The fastest way to bankrupt your startup: How overly ambitious dreams can kill your company, or, lessons from Moby Dick

By Julia E Hubbel

(The details in this story have been changed to protect identities.)

Elaine was at her wit’s end. Nothing that she had done had worked. Despite her best efforts, her marketing was going nowhere. The F100 company that she had targeted for the last four years was simply not interested.

She had used up her entire marketing budget one for one last big push. It hadn’t worked. Now she was in late spring with nothing in the coffers to go after the local business that had been her bread and butter.

Having let them sit by the sidelines as she had pursued her dream of the multi-million dollar contract, they had found another supplier. The well was dry, in all directions.

Elaine ultimately had to close shop. Burned out, she took a job until she could rethink what she wanted to do with her life. At forty-seven, this hurt. She’d thrown everything into this effort.

What could possibly have gone so wrong?

Four years prior, Elaine had a thriving business in promotional products. She was well-known in her medium-sized community. Active on local boards and charities, she had developed a successful business.

For several decades, Elaine had built her company step-by-step into a $200k concern. For her town, that was a lot of money. The majority of promotional products companies are run by one or two people, and a good sale to a single customer is around $5000.

Elaine had done a superb job of making herself a fixture at most of the business group meetings. As people checked in, her table was next. She always had a smile and a giveaway appropriate for the event.

Then she heard about getting certified as a woman-owned business (WBNEC.org). The promise was that she could, if she qualified, sell to American’s biggest corporations. Excited, she spent the money, completed the paperwork, and some months later, got her certificate.

WBENC, as do other certifying organizations like it, holds several annual conferences at which the F500 and top tier suppliers (those very large corporations who work directly with the F500) have booths. It’s like a smorgasbord for both buyer and supplier, but it’s rife with misapprehensions, especially for someone like Elaine.

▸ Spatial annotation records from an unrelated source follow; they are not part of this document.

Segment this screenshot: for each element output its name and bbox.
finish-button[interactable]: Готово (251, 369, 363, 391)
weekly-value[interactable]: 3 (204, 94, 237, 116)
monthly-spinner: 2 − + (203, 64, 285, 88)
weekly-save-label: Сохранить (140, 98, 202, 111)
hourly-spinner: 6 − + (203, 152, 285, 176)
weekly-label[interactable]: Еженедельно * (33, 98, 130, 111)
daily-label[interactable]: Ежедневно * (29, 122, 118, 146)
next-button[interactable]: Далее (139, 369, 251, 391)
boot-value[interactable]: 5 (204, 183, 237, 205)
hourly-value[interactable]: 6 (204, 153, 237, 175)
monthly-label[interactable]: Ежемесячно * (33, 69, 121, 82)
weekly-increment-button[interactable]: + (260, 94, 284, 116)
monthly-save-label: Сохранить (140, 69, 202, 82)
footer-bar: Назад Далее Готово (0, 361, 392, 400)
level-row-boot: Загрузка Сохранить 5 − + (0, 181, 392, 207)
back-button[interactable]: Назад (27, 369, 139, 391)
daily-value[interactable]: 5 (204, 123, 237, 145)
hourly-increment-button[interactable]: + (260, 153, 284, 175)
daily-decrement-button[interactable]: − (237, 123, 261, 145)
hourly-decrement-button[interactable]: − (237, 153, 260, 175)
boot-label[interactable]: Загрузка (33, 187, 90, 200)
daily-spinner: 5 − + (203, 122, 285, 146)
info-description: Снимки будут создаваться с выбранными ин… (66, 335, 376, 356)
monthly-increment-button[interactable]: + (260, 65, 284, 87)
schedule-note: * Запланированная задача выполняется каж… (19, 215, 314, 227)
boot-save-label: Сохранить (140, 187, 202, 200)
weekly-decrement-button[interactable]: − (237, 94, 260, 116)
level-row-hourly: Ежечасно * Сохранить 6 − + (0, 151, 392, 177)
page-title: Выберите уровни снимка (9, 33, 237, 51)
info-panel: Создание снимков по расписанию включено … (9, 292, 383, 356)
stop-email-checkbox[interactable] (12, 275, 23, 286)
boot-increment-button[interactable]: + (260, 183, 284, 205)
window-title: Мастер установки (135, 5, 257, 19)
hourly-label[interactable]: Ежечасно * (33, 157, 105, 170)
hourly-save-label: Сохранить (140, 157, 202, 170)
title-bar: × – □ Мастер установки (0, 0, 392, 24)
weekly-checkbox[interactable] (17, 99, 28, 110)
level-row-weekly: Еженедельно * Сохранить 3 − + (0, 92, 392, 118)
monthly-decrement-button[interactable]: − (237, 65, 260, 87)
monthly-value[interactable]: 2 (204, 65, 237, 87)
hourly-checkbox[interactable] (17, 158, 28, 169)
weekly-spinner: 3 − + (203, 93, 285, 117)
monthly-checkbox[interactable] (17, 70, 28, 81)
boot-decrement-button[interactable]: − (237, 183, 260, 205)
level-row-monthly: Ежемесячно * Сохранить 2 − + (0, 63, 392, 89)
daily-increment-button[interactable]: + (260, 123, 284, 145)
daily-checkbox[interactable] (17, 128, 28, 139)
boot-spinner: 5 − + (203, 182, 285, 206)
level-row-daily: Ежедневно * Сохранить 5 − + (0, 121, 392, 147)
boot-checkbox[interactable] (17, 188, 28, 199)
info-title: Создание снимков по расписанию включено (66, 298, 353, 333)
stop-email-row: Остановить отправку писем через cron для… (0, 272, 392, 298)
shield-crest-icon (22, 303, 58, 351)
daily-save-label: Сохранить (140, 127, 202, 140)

Based on her experience in her own city, Elaine was sure she could nail a big contract in no time. She set her sights on Fairway Corporation, whose headquarters were barely two miles from her town center. Previous attempts to sell to them had been rebuffed.

Fairway was a strong supporter of WBENC and had a booth at the conference.

“Perfect,” Elaine thought. “I’m IN. This time they can’t say no.”

Except they did. While the supply chain professional at the booth was polite, he didn’t show much interest. If anything, Elaine felt she’d been given the cold shoulder. At first, she got angry. Then she got focused.

For the next four years, Elaine launched into an aggressive campaign to break down Fairway’s resistance. Determined to get that contract, she badgered the supply chain executives at every conference. She sent gifts (which they couldn’t accept) to the entire department. She went around and over her initial contacts, who had already told her no. While some folks don’t mind this, most do. Going over someone’s head disrespects the work they had already done to determine if Elaine’s company was a fit.

Along the way, she not only lost credibility, she made enemies.

Elaine was active in her local WBENC organization. The leaders there heard about her activities (Fairway, in fact, privately complained). Those leaders- all of whom were well-versed in working with the F500 themselves- took Elaine aside and in every polite way possible, expressed the feedback, and gently tried to redirect her efforts.

“This is clearly not a fit for them,” they said. Elaine set her mouth in a tight line and dug in.

“You’re too small an operation, but you can be a subcontractor to larger companies. We can get you a list of people to call.” This was similarly met with both anger and resistance.

Meanwhile, Fairway’s execs, who had been regularly pummeled by Elaine’s incessant demands, unwelcome gifts, phone calls and emails, had conversations with their peers. People in the industry share their best suppliers. They can also blacklist a bad one. Even if Elaine had, as advised by her WBENC leaders, shifted her focus, she might not have been able to get a lower-tier contract.

Elaine had earned an unfortunate reputation which was at odds with the hard, careful work she’d done to build her company in her city. In her determination to get the big fish, she had destroyed her company in the process.

Classic Captain Ahab.

All too often in the work, I’ve done training suppliers on how to sell to huge corporations, I encounter people like Elaine. Talented, competent, capable, good business people. However, what they have built on a small scale- as with Elaine’s success in her small city- doesn’t always prepare people for The Show, if you will.

In fact, sometimes that very success undermines the humility with which we have to approach working with such enormous companies. By that, I mean understanding where you really fit in their supply chain, which may not track with your inflated view of your value to that company.

Most corporations do not need new suppliers. They’re often quite happy with the ones they have unless: 1) that supplier gets lazy, or sloppy, or begins to cut quality corners which affects customer satisfaction 2) you have come up with a totally novel idea that could change their product line 3) you can solve a problem that is costing them money…you see my point. It’s by no means impossible.

Elaine was a promotional products provider. There are thousands of them. At the F500 level, you’d have to be able to fill a $300,000 contract, and be able to sit on those costs for six months waiting for your invoice to be paid. She couldn’t. But she wasn’t willing to back down and work with a Tier One or Tier Two supplier to Fairway- or another company- just to get her foot in the door.

Are you focusing too much on a single client? Is your marketing budget being drained by efforts to impress a high-value target when you might be vastly better served by serving your net30 and net60 clients?

Just because you can market to an F500 firm doesn’t mean you should.

A smart entrepreneur knows the difference.